The purpose of this kind of work is not to create a new sense of attachment. We are not arguing that people “really” are one sense of self or another. Rather, by helping the person contact a sense of “being here,” we can facilitate three key ACT processes: 1) decreasing an attachment to a conceptualized self, 2) creating a context in which acceptance and defusion work is not threatening, and 3) fostering greater flexibility. Making the experiential distinction between the knower and the known empowers the client to observe experience more freely and get on with the business of living, rather than struggling to eliminate negatively evaluated experiences before any valued direction can be taken (e.g., living according to the thought “When my anxiety goes away, I will live my life”).

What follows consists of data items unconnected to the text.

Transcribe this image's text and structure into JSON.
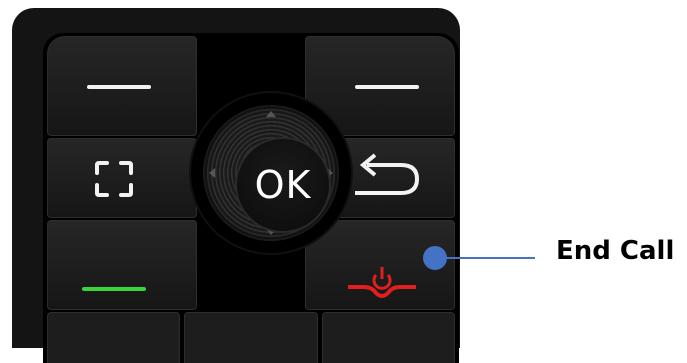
{
  "keypad": {
    "ok_label": "OK",
    "icons": {
      "left_softkey": "softkey-line-icon",
      "right_softkey": "softkey-line-icon",
      "frame": "frame-icon",
      "back": "back-arrow-icon",
      "call": "call-green-line-icon",
      "end_call": "end-call-power-icon"
    },
    "colors": {
      "body": "#141414",
      "call_green": "#39d437",
      "end_red": "#e01f1f",
      "callout_blue": "#4472c4"
    }
  },
  "callout": {
    "label": "End Call"
  }
}
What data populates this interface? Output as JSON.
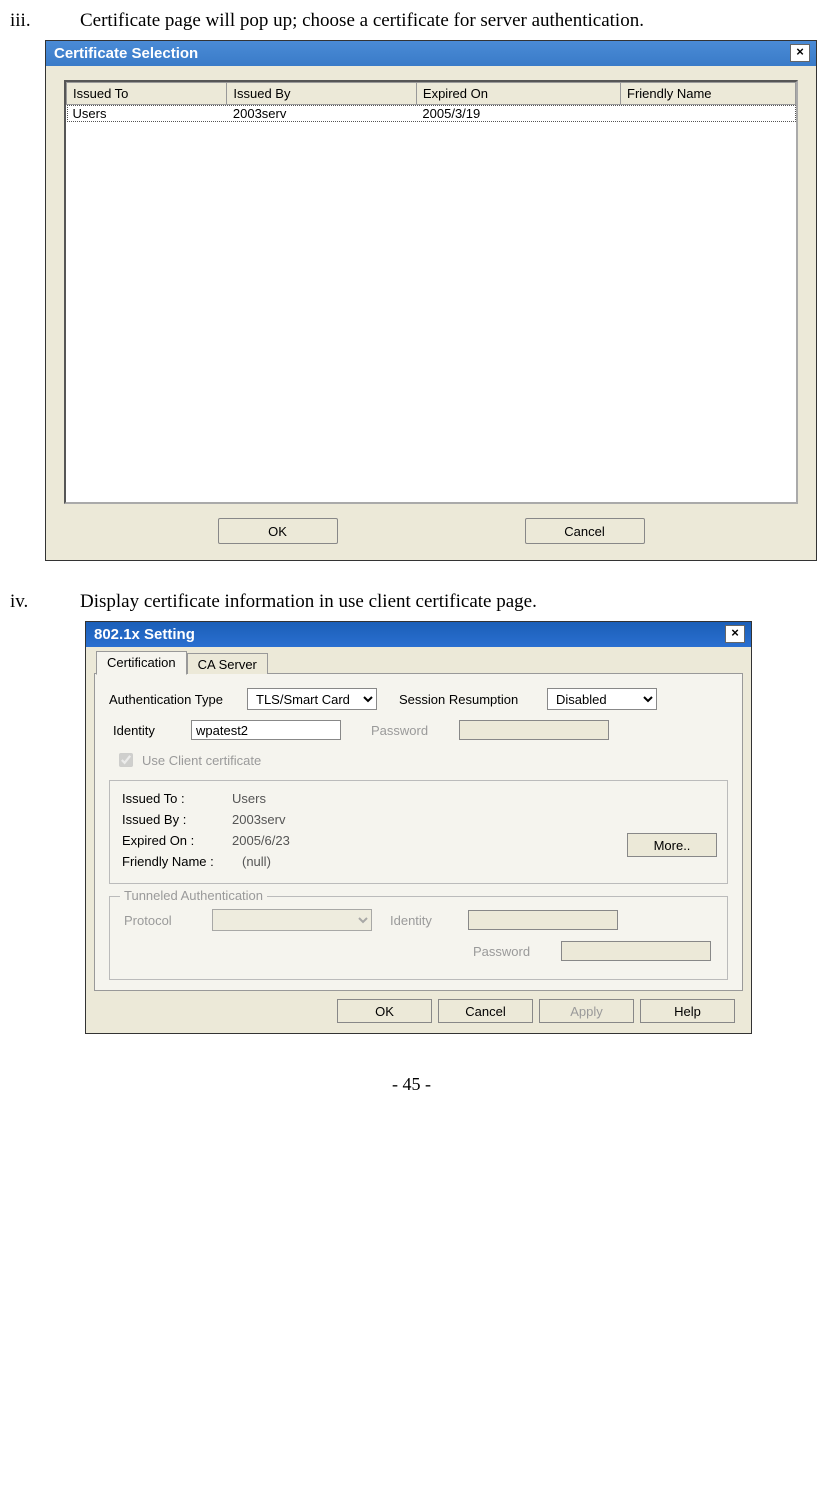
{
  "step3": {
    "num": "iii.",
    "text": "Certificate page will pop up; choose a certificate for server authentication."
  },
  "dialog1": {
    "title": "Certificate Selection",
    "headers": [
      "Issued To",
      "Issued By",
      "Expired On",
      "Friendly Name"
    ],
    "row": {
      "issuedTo": "Users",
      "issuedBy": "2003serv",
      "expiredOn": "2005/3/19",
      "friendlyName": ""
    },
    "ok": "OK",
    "cancel": "Cancel"
  },
  "step4": {
    "num": "iv.",
    "text": "Display certificate information in use client certificate page."
  },
  "dialog2": {
    "title": "802.1x Setting",
    "tabs": {
      "cert": "Certification",
      "ca": "CA Server"
    },
    "authTypeLabel": "Authentication Type",
    "authTypeValue": "TLS/Smart Card",
    "sessionResLabel": "Session Resumption",
    "sessionResValue": "Disabled",
    "identityLabel": "Identity",
    "identityValue": "wpatest2",
    "passwordLabel": "Password",
    "useClientCert": "Use Client certificate",
    "certInfo": {
      "issuedToLabel": "Issued To :",
      "issuedToValue": "Users",
      "issuedByLabel": "Issued By :",
      "issuedByValue": "2003serv",
      "expiredOnLabel": "Expired On :",
      "expiredOnValue": "2005/6/23",
      "friendlyLabel": "Friendly Name :",
      "friendlyValue": "(null)",
      "more": "More.."
    },
    "tunnel": {
      "legend": "Tunneled Authentication",
      "protocolLabel": "Protocol",
      "identityLabel": "Identity",
      "passwordLabel": "Password"
    },
    "buttons": {
      "ok": "OK",
      "cancel": "Cancel",
      "apply": "Apply",
      "help": "Help"
    }
  },
  "pageNumber": "- 45 -"
}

Let’s take an example that illustrates how self as context can moderate our usual way of knowing. A client might say, “I hate myself. I can’t stand feeling like this a moment longer,” and then in the process of attending to and believing what the “mind has just said” about the feeling, the client may choose to drink alcohol as a means to escape the experience. In this example, the content of the mind is being held liter- ally and is being applied to the self as a conceptualized object. The content includes an evaluation about the self and a predictive outcome (“I can’t stand this”). If a literal verbal sense of knowing dominates, it seems that immediate action must be taken or some awful event will follow. Behavior is quickly organized around fixing or controlling the mind’s content, but that very work can be problematic; for example, if a client numbs out to forget bad memories, uses cocaine to feel better, or avoids intimacy to avoid fears of being unlovable.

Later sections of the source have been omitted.